Publié le Samedi 14 janvier 2012 à 22h24.

Hongrie : nouveau laboratoire social

Des voix s’élèvent – dans les rues de Hongrie et dans les institutions de l’UE – contre la Loi fondamentale que le gouvernement ultra-nationaliste d’Orban vient de mettre en vigueur. Mais nous dénonçons une seule et même politique antisociale et antidémocratique, qu’elle soit menée par le capital transnational ou avec le label hongrois ; nous le faisons avec ceux qui, en Hongrie, ont pu voter pour l’adhésion de leur pays à l’UE en espérant (à tort) que cela les protégerait de la montée d’une extrême droite raciste, antisémite, affichant ouvertement des sigles nazis. 

La Hongrie a été le premier pays de l’UE (membre depuis 2004), à avoir recours aux prêts du FMI (20 milliards d’euros en octobre 2008) assortis de conditions drastiques : gel des salaires, recul de l’âge de départ en retraite à 65 ans pour les hommes et les femmes, chasse systématisée aux pauvres pour réduire ou supprimer les aides sociales, suppression massive d’emplois publics, etc.

Aujourd’hui, la dette publique hongroise dépasse les 83 % de son PIB, en partie parce que, sous étiquette socialiste, les préceptes néolibéraux ont été appliqués pour attirer les capitaux privés, alors que les résistances sociales ont empêché plusieurs années durant la privatisation notamment des services de santé. Et ses besoins de financement à court terme sont considérables (il lui faut trouver entre 15 et 20 milliards d’euros en devises au plus vite). C’est tout l’enjeu d’un nouvel accord en cours avec le FMI.

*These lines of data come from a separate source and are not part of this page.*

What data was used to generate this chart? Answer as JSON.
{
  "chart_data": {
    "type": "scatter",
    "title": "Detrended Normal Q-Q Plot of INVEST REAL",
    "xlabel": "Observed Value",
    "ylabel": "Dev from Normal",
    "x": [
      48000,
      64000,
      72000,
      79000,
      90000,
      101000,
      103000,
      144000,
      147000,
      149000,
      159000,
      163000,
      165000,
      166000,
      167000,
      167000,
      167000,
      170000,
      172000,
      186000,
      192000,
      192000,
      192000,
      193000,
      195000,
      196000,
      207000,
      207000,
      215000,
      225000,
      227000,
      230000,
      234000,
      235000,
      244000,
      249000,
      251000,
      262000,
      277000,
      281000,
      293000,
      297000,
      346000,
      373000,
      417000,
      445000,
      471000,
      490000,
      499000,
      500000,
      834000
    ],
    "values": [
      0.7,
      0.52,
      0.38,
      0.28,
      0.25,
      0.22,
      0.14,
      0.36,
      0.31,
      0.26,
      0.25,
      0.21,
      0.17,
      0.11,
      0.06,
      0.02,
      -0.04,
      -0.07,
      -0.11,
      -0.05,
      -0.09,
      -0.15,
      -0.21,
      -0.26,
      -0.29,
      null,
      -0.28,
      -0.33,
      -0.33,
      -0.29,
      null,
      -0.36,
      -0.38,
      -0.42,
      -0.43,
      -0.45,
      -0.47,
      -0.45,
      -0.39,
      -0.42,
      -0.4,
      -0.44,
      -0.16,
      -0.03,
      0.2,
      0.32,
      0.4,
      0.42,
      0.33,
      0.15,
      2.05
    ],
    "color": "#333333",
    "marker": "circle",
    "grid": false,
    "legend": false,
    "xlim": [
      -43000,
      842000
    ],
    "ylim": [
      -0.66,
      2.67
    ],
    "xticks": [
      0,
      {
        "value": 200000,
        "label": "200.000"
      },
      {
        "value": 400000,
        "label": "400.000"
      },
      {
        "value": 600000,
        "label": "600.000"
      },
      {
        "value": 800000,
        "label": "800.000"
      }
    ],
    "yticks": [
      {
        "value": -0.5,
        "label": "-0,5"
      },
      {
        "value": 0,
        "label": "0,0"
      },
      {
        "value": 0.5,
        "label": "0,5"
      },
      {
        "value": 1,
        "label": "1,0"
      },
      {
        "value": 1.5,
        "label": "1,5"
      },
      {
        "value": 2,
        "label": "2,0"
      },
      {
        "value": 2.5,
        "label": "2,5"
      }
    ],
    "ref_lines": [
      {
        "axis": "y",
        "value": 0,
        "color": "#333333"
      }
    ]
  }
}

La purge qu’a déjà connue la population ne suffit pas. Avec la Loi fondamentale adoptée en avril 2011 et qui s’applique depuis le 1er janvier, les maigres acquis sociaux qui subsistent vont disparaître : poursuite des privatisations des services publics (notamment des écoles), fin de la progressivité de l’impôt avec un taux unique à 16 % sur les revenus, TVA qui passe de 25 à 27 % sur les produits de première nécessité, augmentation des taxes sur l’essence, le tabac et l’alcool, instauration de la mise à pied sans justification dans le secteur public, refonte du régime des retraites, instauration d’une « règle d’or » sur les déficits publics, etc. Mais ce n’est pas contre cette politique sociale que protestent les institutions européennes ! Les étiquettes sont brouillées, parce que les mêmes politiques se mènent dans le cadre d’alternances sans alternatives.

La majorité qui a amené Orban et le Fidesz (coalition de centre droit) au pouvoir en 2010 est aussi fragile que celle de l’adhésion à l’UE (adoptée à 80 % par référendum en 2003 mais avec une participation inférieure à 45 %).

Les manifestations considérables réagissant en partie à ces plans d’austérité (plus de 100 000 personnes à Budapest le 4 janvier) font penser à celles du peuple grec en lutte contre la Troïka. Mais elles se dressent aussi contre une loi qui verrouille les procédures d’alternance démocratique et prônent un droit du sang (vote des Hongrois). En l’absence d’alternative politique (le principal parti d’opposition, le Parti socialiste de Gyurcsany est pro-UE et adepte des « potions » du FMI alors qu’Orban est lui-même vice-président du PPE). Tout reste à construire en Hongrie.

Un mouvement des IndignéEs a vu le jour fin 2011. De la place Syntagma d’Athènes à l’avenue Andrassy de Budapest en passant par la Puerta del Sol de Madrid et les quartiers populaires de Londres, un même mot d’ordre monte en Europe : « qu’ils s’en aillent tous ! »

Le nouveau laboratoire social de l’Union européenne qu’est la Hongrie d’aujourd’hui rend d’autant plus urgente la construction de mobilisations européennes contre la dette et les plans d’austérité, dont les périphéries de l’Est et du Sud de l’UE sont les premières à pâtir.